Paul Hardy

The stories behind the stories
Artist layers paint, narrative and his own story to create visual poetry

Paul Hardy l Photo: Christie Vuong Paul Hardy l Photo: Christie Vuong

If you search Paul Andrew Hardy's name on the Internet, you won't find anything about him or his work. And that's just the way he wants it for now.

"I'm intentionally under the radar until after school. This is the time to experiment," the second-year MFA in Studio Arts (Painting and Drawing) student explains during a break in his studio in Concordia's Visual Arts Building.

Hardy, who has several solo exhibitions to his credit, is very much into pushing the envelope in his practice. "I'm obsessed with how paint can be transformed. I want to see if I can make paint look like dust, like fabric."

He experiments with effects to create textures and layers that tell the stories behind stories, sometimes clearly visible and sometimes a mere whisper. He sees paintings as relics: "They're a history of the exploration.  You see the undercurrents; you don't necessarily see the history of the narration, but it's there."

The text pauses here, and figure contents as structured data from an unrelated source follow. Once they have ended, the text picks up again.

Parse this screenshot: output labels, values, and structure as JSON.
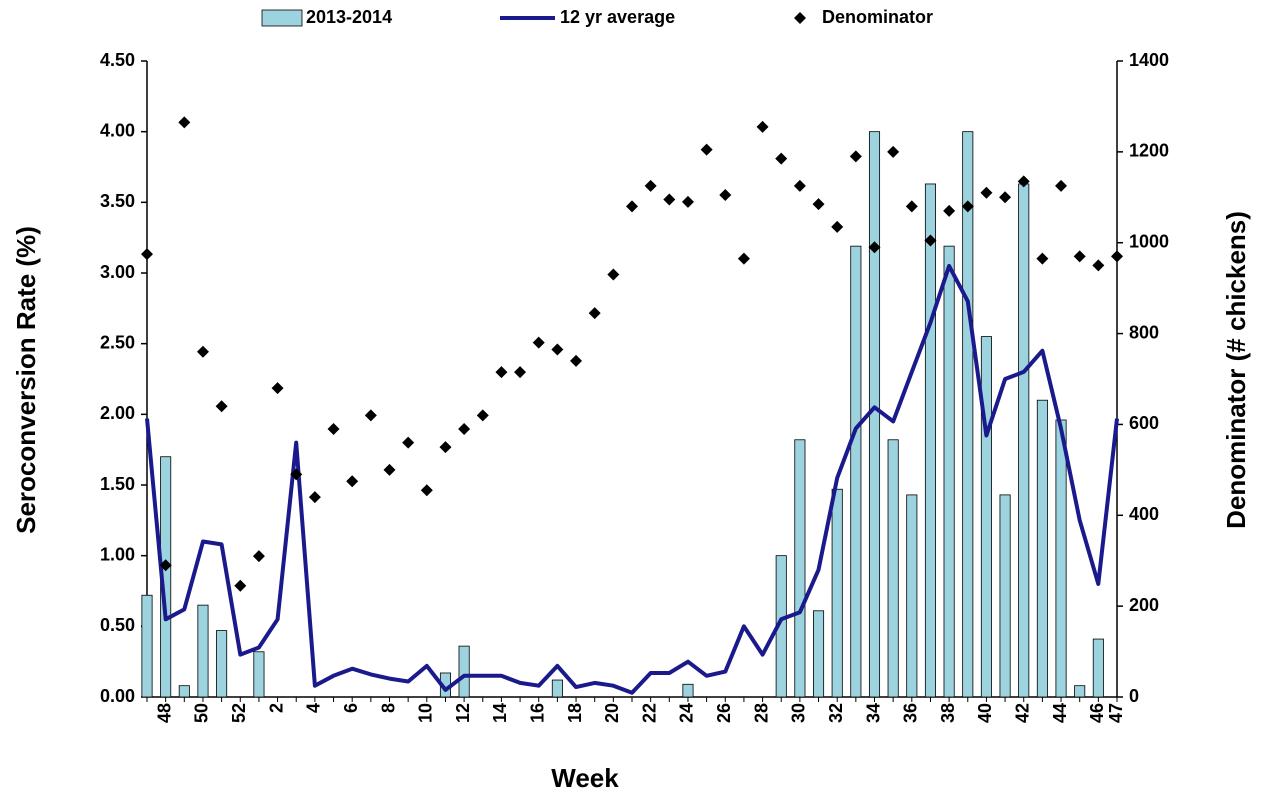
{
  "chart_data": {
    "type": "combo",
    "x_label": "Week",
    "y_label": "Seroconversion Rate (%)",
    "y2_label": "Denominator (# chickens)",
    "categories": [
      null,
      "48",
      null,
      "50",
      null,
      "52",
      null,
      "2",
      null,
      "4",
      null,
      "6",
      null,
      "8",
      null,
      "10",
      null,
      "12",
      null,
      "14",
      null,
      "16",
      null,
      "18",
      null,
      "20",
      null,
      "22",
      null,
      "24",
      null,
      "26",
      null,
      "28",
      null,
      "30",
      null,
      "32",
      null,
      "34",
      null,
      "36",
      null,
      "38",
      null,
      "40",
      null,
      "42",
      null,
      "44",
      null,
      "46",
      "47"
    ],
    "ylim": [
      0,
      4.5
    ],
    "yticks": [
      {
        "value": 0,
        "label": "0.00"
      },
      {
        "value": 0.5,
        "label": "0.50"
      },
      {
        "value": 1,
        "label": "1.00"
      },
      {
        "value": 1.5,
        "label": "1.50"
      },
      {
        "value": 2,
        "label": "2.00"
      },
      {
        "value": 2.5,
        "label": "2.50"
      },
      {
        "value": 3,
        "label": "3.00"
      },
      {
        "value": 3.5,
        "label": "3.50"
      },
      {
        "value": 4,
        "label": "4.00"
      },
      {
        "value": 4.5,
        "label": "4.50"
      }
    ],
    "y2lim": [
      0,
      1400
    ],
    "y2ticks": [
      0,
      200,
      400,
      600,
      800,
      1000,
      1200,
      1400
    ],
    "series": [
      {
        "name": "2013-2014",
        "type": "bar",
        "color": "#9dd3df",
        "values": [
          0.72,
          1.7,
          0.08,
          0.65,
          0.47,
          0,
          0.32,
          0,
          0,
          0,
          0,
          0,
          0,
          0,
          0,
          0,
          0.17,
          0.36,
          0,
          0,
          0,
          0,
          0.12,
          0,
          0,
          0,
          0,
          0,
          0,
          0.09,
          0,
          0,
          0,
          0,
          1.0,
          1.82,
          0.61,
          1.47,
          3.19,
          4.0,
          1.82,
          1.43,
          3.63,
          3.19,
          4.0,
          2.55,
          1.43,
          3.63,
          2.1,
          1.96,
          0.08,
          0.41,
          0
        ]
      },
      {
        "name": "12 yr average",
        "type": "line",
        "color": "#1a1a8c",
        "values": [
          1.97,
          0.55,
          0.62,
          1.1,
          1.08,
          0.3,
          0.35,
          0.55,
          1.8,
          0.08,
          0.15,
          0.2,
          0.16,
          0.13,
          0.11,
          0.22,
          0.05,
          0.15,
          0.15,
          0.15,
          0.1,
          0.08,
          0.22,
          0.07,
          0.1,
          0.08,
          0.03,
          0.17,
          0.17,
          0.25,
          0.15,
          0.18,
          0.5,
          0.3,
          0.55,
          0.6,
          0.9,
          1.55,
          1.9,
          2.05,
          1.95,
          2.3,
          2.65,
          3.05,
          2.8,
          1.85,
          2.25,
          2.3,
          2.45,
          1.9,
          1.25,
          0.8,
          1.97
        ]
      },
      {
        "name": "Denominator",
        "type": "scatter",
        "axis": "y2",
        "color": "#000000",
        "values": [
          975,
          290,
          1265,
          760,
          640,
          245,
          310,
          680,
          490,
          440,
          590,
          475,
          620,
          500,
          560,
          455,
          550,
          590,
          620,
          715,
          715,
          780,
          765,
          740,
          845,
          930,
          1080,
          1125,
          1095,
          1090,
          1205,
          1105,
          965,
          1255,
          1185,
          1125,
          1085,
          1035,
          1190,
          990,
          1200,
          1080,
          1005,
          1070,
          1080,
          1110,
          1100,
          1135,
          965,
          1125,
          970,
          950,
          970
        ]
      }
    ]
  }
}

It could be said that his body of work reads like a history of his own life, a diary of sorts.

Layers reflect life

Hardy recalls being somewhat surprised to realize at one point that his drawings and paintings from specific times in his life reflected the influences of that time. Some of those influences still run like undercurrents in his work, particularly in terms of style and vision.

The "old-looking" quality he sees in his work, for example, might be traced to his early years on Prince Edward Island, where the only art he was exposed to hung in museums. During his teen years he listened to a lot of music, and eventually he became a musician. He talks now about his paintings as being poems or songs, describing some as love ballads and others as rock tunes.

The sci-fi his two elder brothers were into has been integrated into his art, as well. Hardy wasn't moved by the stories so much as the aesthetics of the genre's art style, and the concept of dystopian and parallel universes.

Paul Hardy, Untitled, oil-on-canvas, 80'-x-70', 2012. Click to enlarge. Paul Hardy, Untitled, oil-on-canvas, 80'-x-70', 2012. Click to enlarge.

Then, when he was 20 and attending university in Moncton, New Brunswick, Hardy took a trip to New York City. He visited such storied institutions as the Metropolitan Museum of Art and the Museum of Modern Art. Seeing masterpieces in person completely changed the way he perceived painting.

"The things you can do with paint really blew me away," he recalls. "I saw I wasn't exploiting paint the way I could be. I thought, 'wow, I have a lot of work to do'."

After completing his BFA, he packed up and moved to Montreal. Many of his contemporaries were headed there and, as an Acadian, he wanted to keep speaking French. Primarily, though, he went for art's sake. "I needed to be surprised, to be stimulated by the art I see."

Since entering Concordia's Studio Arts MFA program, attracted by the quality of the professors and the vibe of the environment, he finds his work has drastically evolved. Another significant layer has been added to his own canvas.

The fact his work tends to reveal what's happening in his life means his art will, by nature, always be deeply personal. That's alright with him since, while he's certainly not averse to commercial success, he's not interested in chasing trends or belonging to the next big movement. And so the whole World Wide Web doesn't need to know quite yet, either.

"Painting is personal, it's poetic, and it brings me pleasure."